Babanın maksadı para kazanmanın zorluğunu oğluna uygulamalı öğretmekmiş.
Ertesi gün akşam olurken delikanlı elinde madeni 1 lira ile babasının yanına gelmiş. Babası odada açık olan pencerenin önünde oturuyormuş. Baba oğluna sormuş;
“Ne oldu? Parayı kazanabildin mi?”
Bu söz üzerine delikanlı bir şey konuşmadan elindeki 1 lirayı babasına uzatmış.
Babası eline aldığı 1 lirayı parmakları arasından pencereden dışarıya atıvermiş. Para evin hemen yanından akan derenin içine “cup” diye düşmüş.
Oğluna dönen baba; “Bana yarın tekrar 1 lira kazanıp geleceksin?” demiş.
Delikanlı dudaklarını bükerek babasının yanından uzaklaşmış.
Bir gün sonra yine baba aynı yerinde otururken delikanlı elinde madeni 1 lira ile gelmiş ve parayı babasına uzatmış. Babası da bir gün evvel olduğu gibi eline aldığı parayı parmakları ile pencereden dışarıya derenin içine atıvermiş.
Babanın bu hareketinden dolayı oğlanın kılı bile kıpırdamıyormuş. Baba tekrar;
“Bana yarın da 1 lira kazanıp geleceksin” diye gürlemiş.
Delikanlı oradan uzaklaşınca baba, hanımını yanına çağırmış ve ona;
“Bak hanım” demiş. “İki gündür bu oğlana senin para verdiğini anlıyorum. Sakın ona para verme. Eğer senin para verdiğini anlarsam sana ceza veririm” demiş.
Delikanlı günün içinde annesinin yanına gelmiş ve “Anne bana 1 lira versene… Babam gene benden 1 lira istedi” demiş. Ama anne bu sefer;
“Aman oğlum.

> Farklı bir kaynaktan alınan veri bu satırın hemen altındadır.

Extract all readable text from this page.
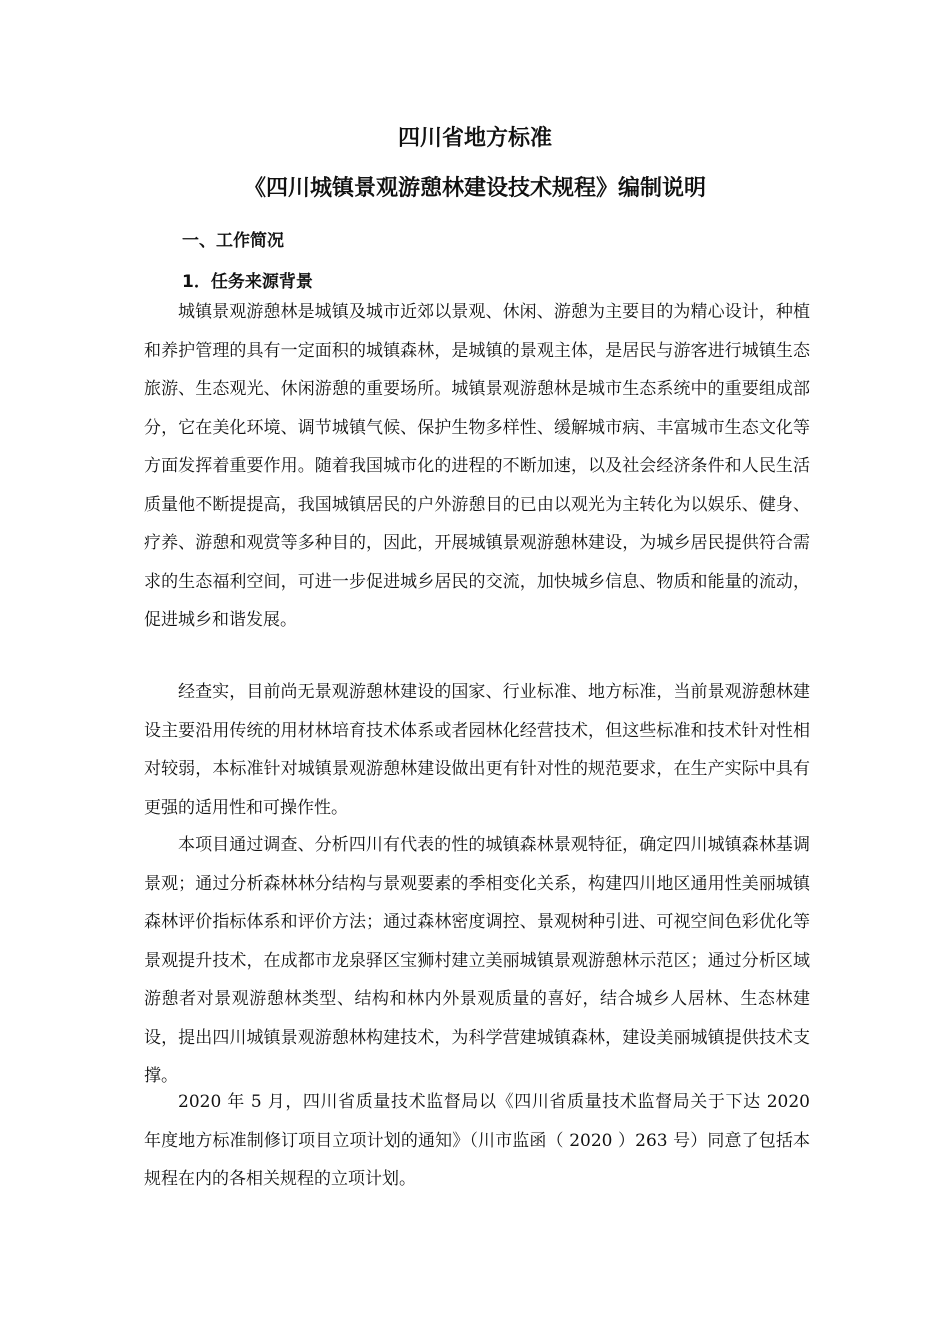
四川省地方标准
《四川城镇景观游憩林建设技术规程》编制说明
一、工作简况
1．任务来源背景

城镇景观游憩林是城镇及城市近郊以景观、休闲、游憩为主要目的为精心设计，种植和养护管理的具有一定面积的城镇森林，是城镇的景观主体，是居民与游客进行城镇生态旅游、生态观光、休闲游憩的重要场所。城镇景观游憩林是城市生态系统中的重要组成部分，它在美化环境、调节城镇气候、保护生物多样性、缓解城市病、丰富城市生态文化等方面发挥着重要作用。随着我国城市化的进程的不断加速，以及社会经济条件和人民生活质量他不断提提高，我国城镇居民的户外游憩目的已由以观光为主转化为以娱乐、健身、疗养、游憩和观赏等多种目的，因此，开展城镇景观游憩林建设，为城乡居民提供符合需求的生态福利空间，可进一步促进城乡居民的交流，加快城乡信息、物质和能量的流动，促进城乡和谐发展。

经查实，目前尚无景观游憩林建设的国家、行业标准、地方标准，当前景观游憩林建设主要沿用传统的用材林培育技术体系或者园林化经营技术，但这些标准和技术针对性相对较弱，本标准针对城镇景观游憩林建设做出更有针对性的规范要求，在生产实际中具有更强的适用性和可操作性。

本项目通过调查、分析四川有代表的性的城镇森林景观特征，确定四川城镇森林基调景观；通过分析森林林分结构与景观要素的季相变化关系，构建四川地区通用性美丽城镇森林评价指标体系和评价方法；通过森林密度调控、景观树种引进、可视空间色彩优化等景观提升技术，在成都市龙泉驿区宝狮村建立美丽城镇景观游憩林示范区；通过分析区域游憩者对景观游憩林类型、结构和林内外景观质量的喜好，结合城乡人居林、生态林建设，提出四川城镇景观游憩林构建技术，为科学营建城镇森林，建设美丽城镇提供技术支撑。

2020 年 5 月，四川省质量技术监督局以《四川省质量技术监督局关于下达 2020 年度地方标准制修订项目立项计划的通知》（川市监函（ 2020 ）263 号）同意了包括本规程在内的各相关规程的立项计划。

Baban parayı benim sana verdiğimi öğrenmiş. Eğer tekrar sana para verirsem bana ceza verecek. Onun için veremiyorum” demiş.
Delikanlı bakmış ki “Pabuç pahalı(!)” Akşam da yaklaşıyor. 1 lira kazanabilmek için dışarıda dolaşırken bir yaşlı adamın ağırca bir yük taşıdığını görmüş. Adama;
“Amca ben senin yükünü taşısam, bana 1 lira verir misin” demiş. Adam da;
“Tabii… Niçin olmasın?”
Böylece delikanlı ağırca yükü uzakça bir yere kadar taşımış. Epeyce de yorulmuş. Varılacak yere vardıklarında adam cebinden 1 lira çıkararak oğlana uzatmış ve;
“Sana çok teşekkür ederim, delikanlı” demiş.
Akşam yaklaşınca delikanlı eve gelerek babasının karşısına geçmiş ve elindeki madeni 1 lirayı babasına uzatmış.
Babası önceki iki gün de olduğu gibi 1 lirayı parmaklarının arasına yerleştirip de pencereden atacağı zaman, delikanlı;
“Aman Babacığım…” demiş ve babasının eline sarılmış. “Ben onu ne büyük zorluklarla kazandım, bilemezsin…” demiş.